Making the most of heterostructures will require improvements in precision manufacturing on the atomic scale. In some cases, the slightest defect would ruin a structure’s usefulness, and with the complexity of heterostructure components, many different types of defects can occur. Better tools are needed to identify defects, Boschker and Mannhart write, and to determine which of a material’s properties are intrinsic to its composition and which are side effects of defects. In some cases, it may be that the very presence of defects, such as a missing atom in a particular spot, is just what’s needed to make the material work. Of course, even the tools used to measure a heterostructure’s features might alter its properties in the measuring process.
“In our opinion, the effects of defects and analytical tools on sample properties pose considerable challenges to the development of the field,” Boschker and Mannhart write. “Real-life heterostructures usually do not match the idealized Lego-like structures envisioned during design.” In fact, another major challenge is improving the match between theorists’ predictions of how a heterostructure will behave and its actual experimental performance.
All in all, Boschker and Mannhart expect that efforts to build quantum matter heterostructures will benefit from a series of advances that are “likely to happen” — including a wider range of higher-quality substrates on which to deposit layers of atoms, along with better methods of controlling and monitoring the growth process as layers are added.

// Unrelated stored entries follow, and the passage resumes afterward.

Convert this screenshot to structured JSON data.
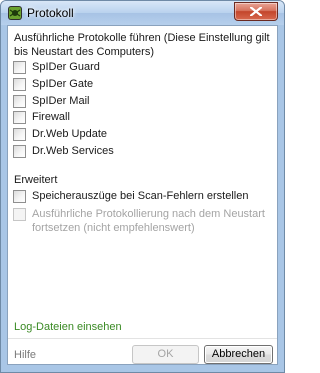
{
  "window": {
    "title": "Protokoll",
    "close_icon": "close-x-icon",
    "app_icon": "drweb-spider-icon"
  },
  "intro_text": "Ausführliche Protokolle führen (Diese Einstellung gilt bis Neustart des Computers)",
  "components": [
    {
      "label": "SpIDer Guard",
      "checked": false,
      "enabled": true
    },
    {
      "label": "SpIDer Gate",
      "checked": false,
      "enabled": true
    },
    {
      "label": "SpIDer Mail",
      "checked": false,
      "enabled": true
    },
    {
      "label": "Firewall",
      "checked": false,
      "enabled": true
    },
    {
      "label": "Dr.Web Update",
      "checked": false,
      "enabled": true
    },
    {
      "label": "Dr.Web Services",
      "checked": false,
      "enabled": true
    }
  ],
  "advanced": {
    "title": "Erweitert",
    "options": [
      {
        "label": "Speicherauszüge bei Scan-Fehlern erstellen",
        "checked": false,
        "enabled": true
      },
      {
        "label": "Ausführliche Protokollierung nach dem Neustart fortsetzen (nicht empfehlenswert)",
        "checked": false,
        "enabled": false
      }
    ]
  },
  "link_text": "Log-Dateien einsehen",
  "footer": {
    "help": "Hilfe",
    "ok": "OK",
    "cancel": "Abbrechen"
  },
  "colors": {
    "link": "#3a8a24",
    "disabled_text": "#a4a4a4",
    "titlebar": "#b9d2ee"
  }
}
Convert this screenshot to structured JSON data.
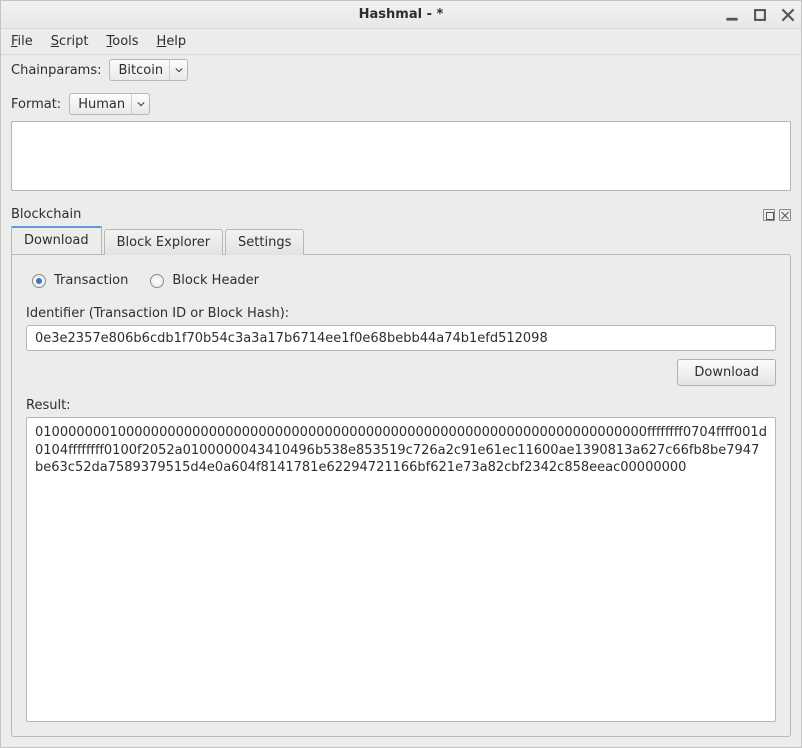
{
  "window": {
    "title": "Hashmal -  *"
  },
  "menu": {
    "file": "File",
    "script": "Script",
    "tools": "Tools",
    "help": "Help"
  },
  "chainparams": {
    "label": "Chainparams:",
    "selected": "Bitcoin"
  },
  "format": {
    "label": "Format:",
    "selected": "Human"
  },
  "panel": {
    "title": "Blockchain"
  },
  "tabs": {
    "download": "Download",
    "explorer": "Block Explorer",
    "settings": "Settings"
  },
  "download": {
    "radio_tx": "Transaction",
    "radio_block": "Block Header",
    "id_label": "Identifier (Transaction ID or Block Hash):",
    "id_value": "0e3e2357e806b6cdb1f70b54c3a3a17b6714ee1f0e68bebb44a74b1efd512098",
    "button": "Download",
    "result_label": "Result:",
    "result_value": "01000000010000000000000000000000000000000000000000000000000000000000000000ffffffff0704ffff001d0104ffffffff0100f2052a0100000043410496b538e853519c726a2c91e61ec11600ae1390813a627c66fb8be7947be63c52da7589379515d4e0a604f8141781e62294721166bf621e73a82cbf2342c858eeac00000000"
  }
}
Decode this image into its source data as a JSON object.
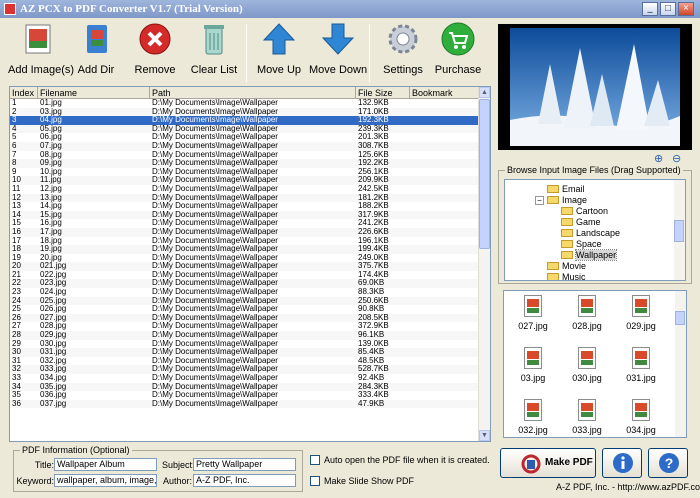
{
  "window": {
    "title": "AZ PCX to PDF Converter V1.7 (Trial Version)"
  },
  "toolbar": [
    {
      "label": "Add Image(s)",
      "icon": "add-image-icon"
    },
    {
      "label": "Add Dir",
      "icon": "add-dir-icon"
    },
    {
      "label": "Remove",
      "icon": "remove-icon"
    },
    {
      "label": "Clear List",
      "icon": "clear-list-icon"
    },
    {
      "label": "Move Up",
      "icon": "move-up-icon"
    },
    {
      "label": "Move Down",
      "icon": "move-down-icon"
    },
    {
      "label": "Settings",
      "icon": "settings-icon"
    },
    {
      "label": "Purchase",
      "icon": "purchase-icon"
    }
  ],
  "grid": {
    "columns": [
      "Index",
      "Filename",
      "Path",
      "File Size",
      "Bookmark"
    ],
    "selected_index": 2,
    "rows": [
      [
        "1",
        "01.jpg",
        "D:\\My Documents\\Image\\Wallpaper",
        "132.9KB",
        ""
      ],
      [
        "2",
        "03.jpg",
        "D:\\My Documents\\Image\\Wallpaper",
        "171.0KB",
        ""
      ],
      [
        "3",
        "04.jpg",
        "D:\\My Documents\\Image\\Wallpaper",
        "192.3KB",
        ""
      ],
      [
        "4",
        "05.jpg",
        "D:\\My Documents\\Image\\Wallpaper",
        "239.3KB",
        ""
      ],
      [
        "5",
        "06.jpg",
        "D:\\My Documents\\Image\\Wallpaper",
        "201.3KB",
        ""
      ],
      [
        "6",
        "07.jpg",
        "D:\\My Documents\\Image\\Wallpaper",
        "308.7KB",
        ""
      ],
      [
        "7",
        "08.jpg",
        "D:\\My Documents\\Image\\Wallpaper",
        "125.6KB",
        ""
      ],
      [
        "8",
        "09.jpg",
        "D:\\My Documents\\Image\\Wallpaper",
        "192.2KB",
        ""
      ],
      [
        "9",
        "10.jpg",
        "D:\\My Documents\\Image\\Wallpaper",
        "256.1KB",
        ""
      ],
      [
        "10",
        "11.jpg",
        "D:\\My Documents\\Image\\Wallpaper",
        "209.9KB",
        ""
      ],
      [
        "11",
        "12.jpg",
        "D:\\My Documents\\Image\\Wallpaper",
        "242.5KB",
        ""
      ],
      [
        "12",
        "13.jpg",
        "D:\\My Documents\\Image\\Wallpaper",
        "181.2KB",
        ""
      ],
      [
        "13",
        "14.jpg",
        "D:\\My Documents\\Image\\Wallpaper",
        "188.2KB",
        ""
      ],
      [
        "14",
        "15.jpg",
        "D:\\My Documents\\Image\\Wallpaper",
        "317.9KB",
        ""
      ],
      [
        "15",
        "16.jpg",
        "D:\\My Documents\\Image\\Wallpaper",
        "241.2KB",
        ""
      ],
      [
        "16",
        "17.jpg",
        "D:\\My Documents\\Image\\Wallpaper",
        "226.6KB",
        ""
      ],
      [
        "17",
        "18.jpg",
        "D:\\My Documents\\Image\\Wallpaper",
        "196.1KB",
        ""
      ],
      [
        "18",
        "19.jpg",
        "D:\\My Documents\\Image\\Wallpaper",
        "199.4KB",
        ""
      ],
      [
        "19",
        "20.jpg",
        "D:\\My Documents\\Image\\Wallpaper",
        "249.0KB",
        ""
      ],
      [
        "20",
        "021.jpg",
        "D:\\My Documents\\Image\\Wallpaper",
        "375.7KB",
        ""
      ],
      [
        "21",
        "022.jpg",
        "D:\\My Documents\\Image\\Wallpaper",
        "174.4KB",
        ""
      ],
      [
        "22",
        "023.jpg",
        "D:\\My Documents\\Image\\Wallpaper",
        "69.0KB",
        ""
      ],
      [
        "23",
        "024.jpg",
        "D:\\My Documents\\Image\\Wallpaper",
        "88.3KB",
        ""
      ],
      [
        "24",
        "025.jpg",
        "D:\\My Documents\\Image\\Wallpaper",
        "250.6KB",
        ""
      ],
      [
        "25",
        "026.jpg",
        "D:\\My Documents\\Image\\Wallpaper",
        "90.8KB",
        ""
      ],
      [
        "26",
        "027.jpg",
        "D:\\My Documents\\Image\\Wallpaper",
        "208.5KB",
        ""
      ],
      [
        "27",
        "028.jpg",
        "D:\\My Documents\\Image\\Wallpaper",
        "372.9KB",
        ""
      ],
      [
        "28",
        "029.jpg",
        "D:\\My Documents\\Image\\Wallpaper",
        "96.1KB",
        ""
      ],
      [
        "29",
        "030.jpg",
        "D:\\My Documents\\Image\\Wallpaper",
        "139.0KB",
        ""
      ],
      [
        "30",
        "031.jpg",
        "D:\\My Documents\\Image\\Wallpaper",
        "85.4KB",
        ""
      ],
      [
        "31",
        "032.jpg",
        "D:\\My Documents\\Image\\Wallpaper",
        "48.5KB",
        ""
      ],
      [
        "32",
        "033.jpg",
        "D:\\My Documents\\Image\\Wallpaper",
        "528.7KB",
        ""
      ],
      [
        "33",
        "034.jpg",
        "D:\\My Documents\\Image\\Wallpaper",
        "92.4KB",
        ""
      ],
      [
        "34",
        "035.jpg",
        "D:\\My Documents\\Image\\Wallpaper",
        "284.3KB",
        ""
      ],
      [
        "35",
        "036.jpg",
        "D:\\My Documents\\Image\\Wallpaper",
        "333.4KB",
        ""
      ],
      [
        "36",
        "037.jpg",
        "D:\\My Documents\\Image\\Wallpaper",
        "47.9KB",
        ""
      ]
    ]
  },
  "browser": {
    "title": "Browse Input Image Files (Drag Supported)",
    "tree": [
      {
        "label": "Email",
        "level": 1,
        "expander": ""
      },
      {
        "label": "Image",
        "level": 1,
        "expander": "−"
      },
      {
        "label": "Cartoon",
        "level": 2,
        "expander": ""
      },
      {
        "label": "Game",
        "level": 2,
        "expander": ""
      },
      {
        "label": "Landscape",
        "level": 2,
        "expander": ""
      },
      {
        "label": "Space",
        "level": 2,
        "expander": ""
      },
      {
        "label": "Wallpaper",
        "level": 2,
        "expander": "",
        "selected": true
      },
      {
        "label": "Movie",
        "level": 1,
        "expander": ""
      },
      {
        "label": "Music",
        "level": 1,
        "expander": ""
      }
    ],
    "thumbnails": [
      "027.jpg",
      "028.jpg",
      "029.jpg",
      "03.jpg",
      "030.jpg",
      "031.jpg",
      "032.jpg",
      "033.jpg",
      "034.jpg"
    ]
  },
  "pdf_info": {
    "legend": "PDF Information (Optional)",
    "title_label": "Title:",
    "title_value": "Wallpaper Album",
    "keyword_label": "Keyword:",
    "keyword_value": "wallpaper, album, image, pdf",
    "subject_label": "Subject:",
    "subject_value": "Pretty Wallpaper",
    "author_label": "Author:",
    "author_value": "A-Z PDF, Inc."
  },
  "options": {
    "auto_open_label": "Auto open the PDF file when it is created.",
    "slide_show_label": "Make Slide Show PDF"
  },
  "actions": {
    "make_pdf": "Make PDF"
  },
  "footer": "A-Z PDF, Inc. - http://www.azPDF.com",
  "colors": {
    "selection": "#316ac5",
    "title_bar": "#7d97c8"
  }
}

“Merely by the vast possibilities and surprising discoveries that will be made, the exploration of quantum matter heterostructures will continue to be a burgeoning, highly rewarding field of science for decades to come,” Boschker and Mannhart write. “The field is veritably exploding in width and depth. Science has just scratched the surface of an enormously fertile ground of great application potential and unimaginable limits.”